1. It would be the case that the Republican always has more, but for 1904 in which both the Republican Roosevelt and the Democrat Parker had mustaches.
2. This goes by coverage, not amount of hair as such (e.g., 1872: a full but short beard (Grant) is more than a long “neck beard” (Greeley). In 1904, Parker had a longer mustache than Roosevelt, but it doesn’t look like it covered more (see #1).
3. Here is a full table of pairings, Republican vs. Democrat:
1856, Frémont (beard) and Buchanan (nothing)
[in 1860, Lincoln didn’t grow his beard until after the election]
1864, Lincoln (no-mustache beard) and McClellan (mustache)

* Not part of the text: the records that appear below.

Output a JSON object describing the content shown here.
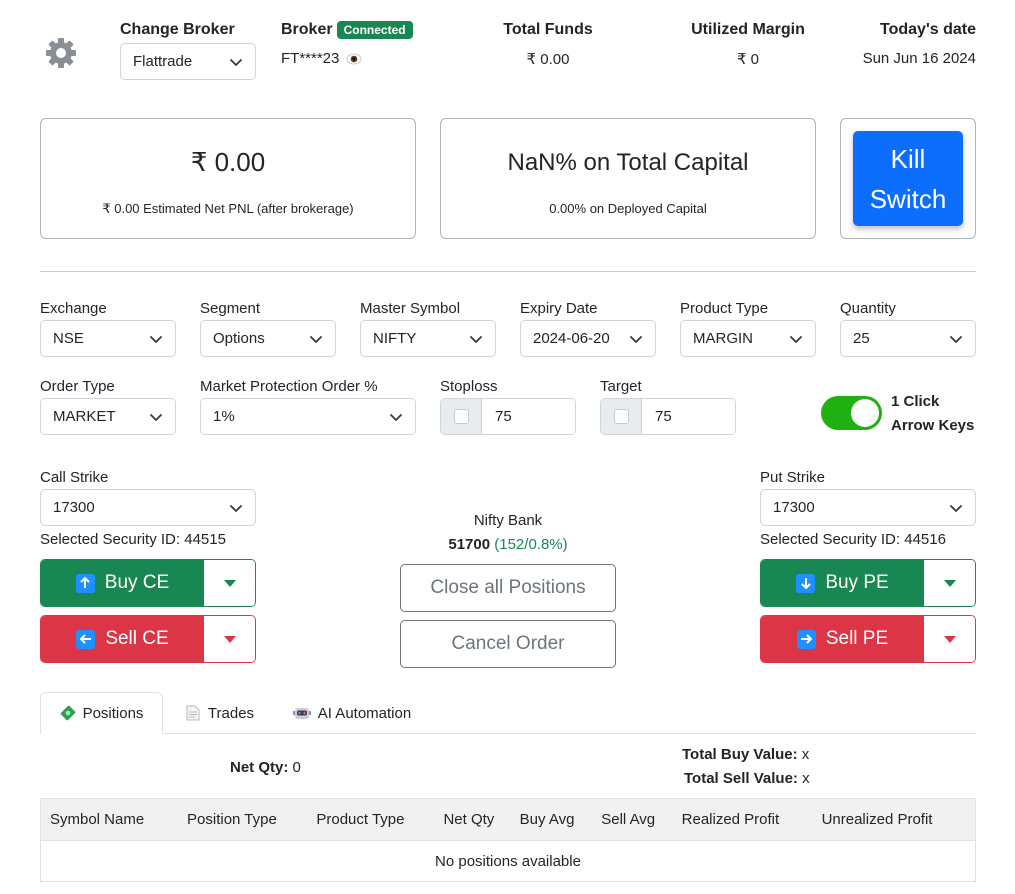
{
  "header": {
    "settings_icon": "gear-icon",
    "change_broker_label": "Change Broker",
    "broker_selected": "Flattrade",
    "broker_label": "Broker",
    "broker_status": "Connected",
    "broker_id": "FT****23",
    "reveal_icon": "eye-icon",
    "total_funds_label": "Total Funds",
    "total_funds_value": "₹ 0.00",
    "utilized_margin_label": "Utilized Margin",
    "utilized_margin_value": "₹ 0",
    "date_label": "Today's date",
    "date_value": "Sun Jun 16 2024"
  },
  "summary": {
    "pnl_value": "₹ 0.00",
    "pnl_sub": "₹ 0.00 Estimated Net PNL (after brokerage)",
    "capital_value": "NaN% on Total Capital",
    "capital_sub": "0.00% on Deployed Capital",
    "kill_switch_line1": "Kill",
    "kill_switch_line2": "Switch"
  },
  "form": {
    "exchange_label": "Exchange",
    "exchange_value": "NSE",
    "segment_label": "Segment",
    "segment_value": "Options",
    "master_symbol_label": "Master Symbol",
    "master_symbol_value": "NIFTY",
    "expiry_label": "Expiry Date",
    "expiry_value": "2024-06-20",
    "product_type_label": "Product Type",
    "product_type_value": "MARGIN",
    "quantity_label": "Quantity",
    "quantity_value": "25",
    "order_type_label": "Order Type",
    "order_type_value": "MARKET",
    "market_protection_label": "Market Protection Order %",
    "market_protection_value": "1%",
    "stoploss_label": "Stoploss",
    "stoploss_value": "75",
    "target_label": "Target",
    "target_value": "75",
    "one_click_line1": "1 Click",
    "one_click_line2": "Arrow Keys"
  },
  "trade": {
    "call_strike_label": "Call Strike",
    "call_strike_value": "17300",
    "call_security": "Selected Security ID: 44515",
    "put_strike_label": "Put Strike",
    "put_strike_value": "17300",
    "put_security": "Selected Security ID: 44516",
    "index_name": "Nifty Bank",
    "index_value": "51700",
    "index_change": "(152/0.8%)",
    "buy_ce": "Buy CE",
    "sell_ce": "Sell CE",
    "buy_pe": "Buy PE",
    "sell_pe": "Sell PE",
    "close_all": "Close all Positions",
    "cancel_order": "Cancel Order"
  },
  "tabs": [
    {
      "label": "Positions",
      "icon": "money-icon"
    },
    {
      "label": "Trades",
      "icon": "document-icon"
    },
    {
      "label": "AI Automation",
      "icon": "robot-icon"
    }
  ],
  "positions": {
    "net_qty_label": "Net Qty:",
    "net_qty_value": "0",
    "total_buy_label": "Total Buy Value:",
    "total_buy_value": "x",
    "total_sell_label": "Total Sell Value:",
    "total_sell_value": "x",
    "columns": [
      "Symbol Name",
      "Position Type",
      "Product Type",
      "Net Qty",
      "Buy Avg",
      "Sell Avg",
      "Realized Profit",
      "Unrealized Profit"
    ],
    "empty_text": "No positions available"
  },
  "colors": {
    "green": "#198754",
    "red": "#dc3545",
    "blue": "#0d6efd",
    "key_blue": "#1e90ff"
  }
}
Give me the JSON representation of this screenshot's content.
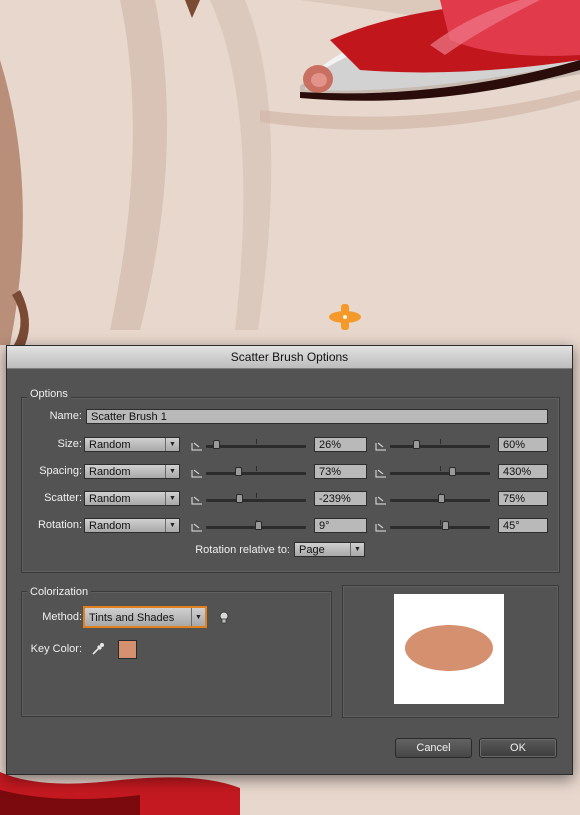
{
  "dialog": {
    "title": "Scatter Brush Options",
    "options_group": "Options",
    "name_label": "Name:",
    "name_value": "Scatter Brush 1",
    "rows": [
      {
        "label": "Size:",
        "mode": "Random",
        "min_value": "26%",
        "max_value": "60%",
        "min_level": 0.1,
        "max_level": 0.26
      },
      {
        "label": "Spacing:",
        "mode": "Random",
        "min_value": "73%",
        "max_value": "430%",
        "min_level": 0.32,
        "max_level": 0.62
      },
      {
        "label": "Scatter:",
        "mode": "Random",
        "min_value": "-239%",
        "max_value": "75%",
        "min_level": 0.33,
        "max_level": 0.51
      },
      {
        "label": "Rotation:",
        "mode": "Random",
        "min_value": "9°",
        "max_value": "45°",
        "min_level": 0.52,
        "max_level": 0.55
      }
    ],
    "rotation_relative_label": "Rotation relative to:",
    "rotation_relative_value": "Page",
    "colorization_group": "Colorization",
    "method_label": "Method:",
    "method_value": "Tints and Shades",
    "key_color_label": "Key Color:",
    "key_color": "#d4906f",
    "preview_fill": "#d4906f",
    "cancel_label": "Cancel",
    "ok_label": "OK"
  },
  "colors": {
    "dialog_bg": "#535353",
    "accent_focus": "#e0801f",
    "handle": "#f39a2a"
  },
  "icons": [
    "lock-icon",
    "dropdown-arrow-icon",
    "lightbulb-tip-icon",
    "eyedropper-icon"
  ]
}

1868, Grant (beard) and Seymour (neck beard)
1872, Grant (beard) and Greeley (neck beard)
1876, Hayes (beard) and Tilden (nothing)
1880, Garfield (beard) and Hancock (vandyke)
1884, Blaine (beard) and Cleveland (mustache)
1888, Harrison (beard) and Cleveland (mustache)
1892, Harrison (beard) and Cleveland (mustache)
[1896 and 1900 featured no facial hair]
1904, Roosevelt (mustache) and Parker (mustache)
1908, Taft (mustache) and Bryan (nothing)
1912, Taft (mustache) and Wilson (nothing)
1916, Hughes (beard) and Wilson (nothing)
[1920 through 1940 featured no facial hair]
1944, Dewey (mustache) and Roosevelt (nothing)
1948, Dewey (mustache) and Truman (nothing)
[1952 through 2008 featured no facial hair]
4. No Democrat ever had a full beard.
5. Starting with their very first candidate, Frémont (and overlooking Lincoln’s quickly rectified lack of a beard in 1860), every Republican until 1896 had a beard. Besides McKinley, every one of them until 1920 had some facial hair.
6. Why would this be? Some amount of coincidence, surely. And some playing fast and loose with the terms (see 1904). But there may have been some difference in regional styles — other than Roosevelt and Dewey, the Republicans were all from the relative hinterlands (California, Illinois, Ohio, Indiana).